Generation Kill
Stay frosty [1].
La seconde guerre du Golfe restera comme le conflit où les médias, surtout américains, ont été le plus manipulé lors de la mise en scène destinée à la justifier, mais aussi la plus contrôlée lors de son déroulement. Et pourtant, Generation Kill, dans la présentation du début de cette tragédie, est impressionnant dans la vision sans concession qu’il nous en livre. Au point que l’on peut se demander jusqu’où l’écrivain et les responsables de l’adaptation ont romancé la vérité. Mais ne serait-ce pas là un juste retour des choses ?
Generation Kill est la transposition sous la forme d’une mini-série, de sept épisodes d’environ une heure, produite par la chaîne câblée américaine HBO, du livre éponyme écrit par un journaliste de Rolling Stone, Evan Wright. Ce dernier a vécu les trois semaines de l’invasion de l’Irak en 2003 au sein d’une section d’élite des Marines. David Simon, également responsable de The Wire, dont j’ai entendu le plus grand bien, est responsable du projet.
Evan Wright rejoint ce fameux bataillon de reconnaissance des Marines quelques jours avant l’assaut et va les suivre dans leur quotidien du Koweït à Bagdad, jusqu’à ce qu’ils soient sur le point de quitter l’Irak. Leur campagne a été des plus médiatisées, car le lieutenant Nathaniel Fick, commandant la compagnie dans la laquelle le journaliste a été intégré, a lui-même écrit un livre sur son expérience dans les Marines [2].

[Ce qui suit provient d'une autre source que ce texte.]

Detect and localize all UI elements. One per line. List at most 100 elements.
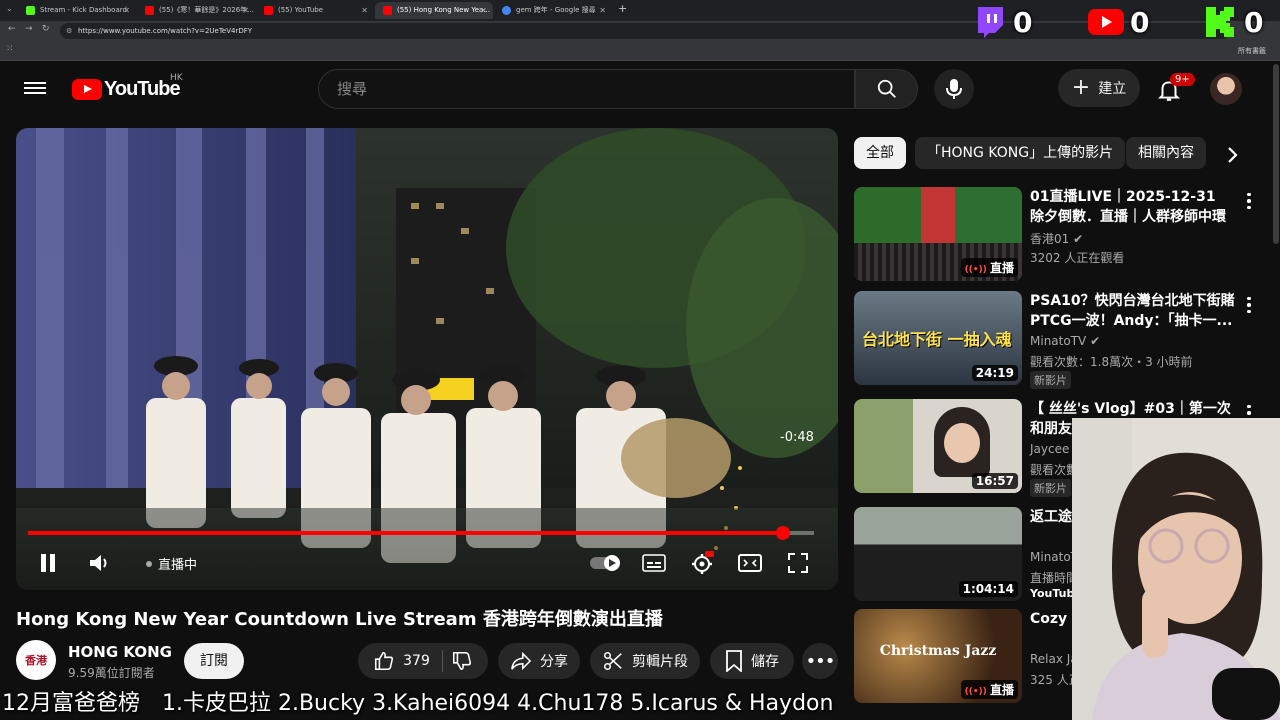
tab-label: (55) Hong Kong New Yea... [397, 6, 490, 14]
create-button[interactable]: + 建立 [1058, 69, 1140, 107]
search-button[interactable] [855, 69, 918, 109]
recommendation-thumbnail[interactable]: 台北地下街 一抽入魂 24:19 [854, 291, 1022, 385]
close-icon[interactable]: ✕ [599, 2, 606, 19]
recommendation-channel[interactable]: Relax Ja [1030, 652, 1078, 666]
youtube-viewer-counter: 0 [1088, 4, 1149, 40]
recommendation-thumbnail[interactable]: 1:04:14 [854, 507, 1022, 601]
webcam-image [1072, 418, 1280, 720]
back-icon[interactable]: ← [8, 24, 16, 34]
recommendation-channel[interactable]: MinatoTV ✔ [1030, 334, 1100, 348]
recommendation-channel[interactable]: 香港01 ✔ [1030, 230, 1083, 247]
autoplay-toggle[interactable] [590, 550, 624, 576]
subscriber-count: 9.59萬位訂閱者 [68, 666, 155, 680]
chip-related[interactable]: 相關內容 [1126, 137, 1206, 169]
new-video-badge: 新影片 [1030, 479, 1071, 497]
time-remaining: -0:48 [780, 430, 814, 445]
apps-icon[interactable]: ⁙ [6, 44, 14, 54]
recommendation-thumbnail[interactable]: 直播 [854, 187, 1022, 281]
new-tab-button[interactable]: + [618, 2, 627, 15]
clip-label: 剪輯片段 [632, 654, 688, 670]
thumbs-down-icon[interactable] [451, 650, 473, 672]
tab-label: Stream - Kick Dashboard [40, 6, 127, 14]
theater-mode-button[interactable] [736, 550, 764, 576]
pause-button[interactable] [36, 550, 60, 576]
duration-badge: 16:57 [971, 473, 1018, 489]
kick-icon [26, 6, 35, 15]
browser-tab-yt-1[interactable]: (55)《寒！華餘是》2026年... ✕ [137, 2, 255, 19]
fullscreen-button[interactable] [784, 550, 812, 576]
subtitles-button[interactable] [641, 550, 667, 576]
subscribe-button[interactable]: 訂閱 [184, 643, 244, 679]
like-count: 379 [403, 653, 430, 669]
close-icon[interactable]: ✕ [361, 2, 368, 19]
progress-played [28, 531, 783, 535]
browser-tab-hk-stream[interactable]: (55) Hong Kong New Yea... ✕ [375, 2, 493, 19]
recommendation-1[interactable]: 直播 01直播LIVE｜2025-12-31 除夕倒數．直播｜人群移師中環 8.… [854, 187, 1262, 281]
kick-icon [1206, 7, 1234, 37]
recommendation-channel[interactable]: Jaycee [1030, 442, 1069, 456]
duration-badge: 1:04:14 [958, 581, 1018, 597]
channel-name[interactable]: HONG KONG [68, 643, 172, 661]
site-info-icon[interactable]: ⚙ [66, 23, 72, 39]
more-actions-button[interactable]: ••• [802, 643, 838, 679]
youtube-logo[interactable]: YouTube HK [72, 73, 183, 101]
account-avatar[interactable] [1210, 73, 1242, 105]
save-label: 儲存 [751, 654, 779, 670]
share-icon [511, 651, 532, 671]
youtube-icon [264, 6, 273, 15]
progress-bar[interactable] [28, 526, 814, 540]
recommendation-title[interactable]: PSA10？快閃台灣台北地下街賭PTCG一波！Andy：「抽卡一... [1030, 291, 1236, 331]
twitch-icon [978, 7, 1003, 38]
browser-tab-google[interactable]: gem 跨年 - Google 搜尋 ✕ [494, 2, 612, 19]
chip-all[interactable]: 全部 [854, 137, 906, 169]
bookmark-icon [726, 650, 742, 672]
video-player[interactable]: -0:48 直播中 [16, 128, 838, 590]
tab-label: (55)《寒！華餘是》2026年... [159, 6, 254, 14]
share-label: 分享 [540, 654, 568, 670]
recommendation-2[interactable]: 台北地下街 一抽入魂 24:19 PSA10？快閃台灣台北地下街賭PTCG一波！… [854, 291, 1262, 389]
browser-tab-yt-2[interactable]: (55) YouTube ✕ [256, 2, 374, 19]
search-icon [877, 79, 896, 98]
volume-button[interactable] [86, 550, 112, 576]
more-vertical-icon[interactable] [1242, 295, 1256, 315]
youtube-icon [1088, 9, 1124, 35]
save-button[interactable]: 儲存 [710, 643, 794, 679]
forward-icon[interactable]: → [25, 24, 33, 34]
recommendation-meta: 直播時間 [1030, 571, 1079, 585]
youtube-count: 0 [1130, 5, 1150, 39]
thumbnail-caption: 台北地下街 一抽入魂 [862, 330, 1012, 349]
chevron-right-icon[interactable] [1220, 143, 1244, 167]
subtitles-icon [642, 554, 666, 572]
live-badge: 直播 [960, 258, 1018, 277]
more-vertical-icon[interactable] [1242, 191, 1256, 211]
notification-count-badge: 9+ [1170, 73, 1195, 86]
chip-channel-uploads[interactable]: 「HONG KONG」上傳的影片 [915, 137, 1126, 169]
channel-avatar[interactable]: 香港 [16, 640, 56, 680]
verified-icon: ✔ [1073, 232, 1084, 246]
twitch-count: 0 [1013, 5, 1033, 39]
page-scrollbar[interactable] [1273, 64, 1279, 244]
live-indicator[interactable]: 直播中 [146, 554, 197, 573]
recommendation-thumbnail[interactable]: 16:57 [854, 399, 1022, 493]
tab-search-icon[interactable]: ⌄ [6, 4, 13, 13]
close-icon[interactable]: ✕ [242, 2, 249, 19]
reload-icon[interactable]: ↻ [42, 24, 50, 34]
autoplay-toggle-icon [590, 555, 620, 571]
close-icon[interactable]: ✕ [480, 2, 487, 19]
like-button[interactable]: 379 [373, 650, 443, 672]
clip-button[interactable]: 剪輯片段 [590, 643, 700, 679]
voice-search-button[interactable] [934, 69, 974, 109]
scrubber-handle[interactable] [775, 526, 790, 540]
url-field[interactable]: ⚙ https://www.youtube.com/watch?v=2UeTeV… [60, 23, 1230, 39]
share-button[interactable]: 分享 [498, 643, 580, 679]
logo-text: YouTube [104, 78, 181, 100]
settings-button[interactable] [688, 550, 716, 576]
more-horizontal-icon: ••• [805, 650, 836, 672]
recommendation-title[interactable]: 01直播LIVE｜2025-12-31 除夕倒數．直播｜人群移師中環 8... [1030, 187, 1236, 227]
twitch-viewer-counter: 0 [973, 4, 1032, 40]
close-icon[interactable]: ✕ [123, 2, 130, 19]
browser-tab-kick[interactable]: Stream - Kick Dashboard ✕ [18, 2, 136, 19]
hamburger-menu-icon[interactable] [24, 79, 46, 97]
all-bookmarks[interactable]: 所有書籤 [1238, 46, 1266, 56]
search-input[interactable]: 搜尋 [318, 69, 855, 109]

La série montre la vie quotidienne de ces hommes au niveau de l’essieu de leurs Humvee. Elle montre la guerre dans tout ce qu’elle a de plus prosaïque : l’attente, les ordres et les contre-ordres, une intimité très partagée... Elle convie aussi une vision non édulcorée de cette guerre éclair, bientôt embourbée, avec son lot de civils tués par erreur ou même lorsque la procédure opérationnelle standard (SOP) est appliquée, car elle n’est pas adaptée. La façon dont cette guerre est menée suscite des doutes chez les plus lucides lorsqu’ils réalisent que certains des fédayins de Saddam sont d’anciens étudiants syriens arrivés en Irak, après eux... Mais certains soldats semblent avoir trouvé leur voie. L’un des membres de la section où Evan Wright est embedded est clairement caractérisé comme un psychopathe...
Mais le plus surprenant est l’image qui est donnée de cette unité ; loin du monolithisme du soldat qui obéit aux ordres sans broncher. Le portrait dressé est d’autant plus étonnant qu’il s’agit d’une unité d’élite. On y observe des lieutenants et des capitaines incompétents, dont les subordonnés refusent d’obéir aux ordres pour ne pas mettre en péril la vie de leurs hommes. Le colonel, alias the godfather en raison de sa voix rauque, est dans son trip. Il veut faire plaisir à son supérieur, le général Mattis. Il semble prêt à tout pour appliquer sa stratégie de la violence de l’action, quitte à faire prendre des risques inconsidérés à ses soldats comme lors de l’assaut de l’aéroport.
Paradoxalement, l’homme le plus sage semble être le sergent Brad Iceman Colbert, dans le Humvee duquel voyage le journaliste. Respecté par tout le monde, il est le modèle du guerrier que demande les guerres actuelles, efficace dans l’action kinetique [3], mais pas seulement obnubilé par la destruction. Il se plaint du nombre trop élevé de civils tués car cela risque de leur aliéner la population qu’ils sont supposés libérer.
Si les réalisateurs arrivent bien à créer de la tension, ils ne donnent jamais de souffle à Generation Kill. Filmer les marines au plus près pour rendre leur expérience d’autant plus réaliste pour le spectateur n’aurait pas dû être appliqué systématiquement à la mise en scène. Elle manque d’ampleur, comme lors de l’assaut d’un terrain d’aviation où est supposée se trouver une unité de l’armée irakienne. Si cette dernière avait été présente, cette mission dans des véhicules à peine blindés aurait pu être la version moderne de la charge de la brigade légère.
Generation Kill est disponible en DVD et en Blu-ray en France et dans le monde. En mars 2011, Play.com propose la version Blu-ray pour la modique somme de 21,49 euros.
[1] Reste calme et en alerte.
[2] One Bullet Away : the Making of an American Captain est considéré comme l’un des meilleurs livres de témoignage sur la guerre en Irak. Sa lecture est intéressante pour le regard très lucide porté par l’auteur sur son rôle d’officier, obligé, normalement, d’obéir à des ordres même s’ils lui semblent néfastes pour ses soldats et opposés aux buts poursuivis dans cette guerre.
[3] Utiliser la force dans le jargon militaire américain.